Anthropic, the company behind the Claude chatbot, said on June 1 that it had confidentially submitted a draft registration statement on Form S-1 to the US Securities and Exchange Commission, the first formal step toward an initial public offering. "This gives us the option to go public after the SEC completes its review," the company said, adding that any listing "will depend on market conditions and other factors."
The numbers behind the filing
The move follows a $65 billion funding round announced the previous week that, according to reporting, valued the company at around $965 billion. Anthropic's annualised revenue from Claude subscriptions has been reported at about $47 billion, a remarkable climb for a business only a few years old. The company stressed that the number and price of shares "have not yet been set."
A race to the public markets
Anthropic is not alone. Analysts describe a forming wave of AI listings, with rival OpenAI widely expected to weigh its own IPO and Elon Musk's xAI also reported to be preparing. "This has turned into a race to reach public markets over the coming months," one analyst said.
Why it matters for workers
A listing would force unprecedented disclosure about how much money frontier AI actually makes, and on what.
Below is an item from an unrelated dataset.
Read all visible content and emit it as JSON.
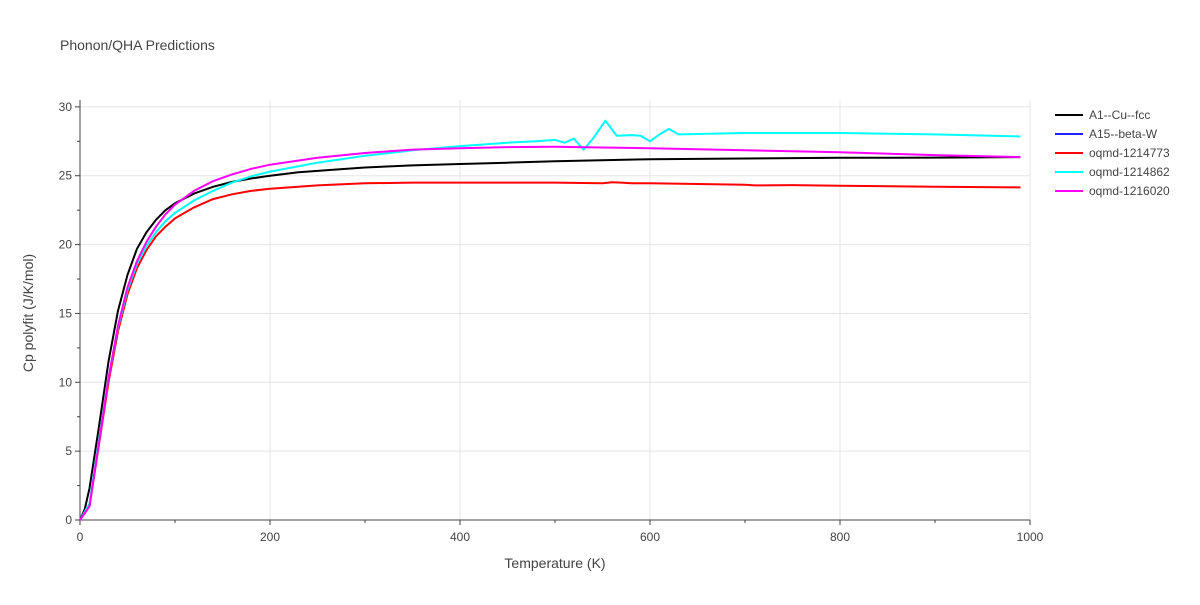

For anyone watching the labour market, those filings could become some of the clearest evidence yet of whether the technology reshaping their jobs is a durable business or an expensive bet.
Public companies also face quarterly pressure to show returns, which tends to accelerate the automation and efficiency drives already reshaping headcount across the firms that buy their tools. The mechanics of the AI economy, in other words, are about to become a lot more visible.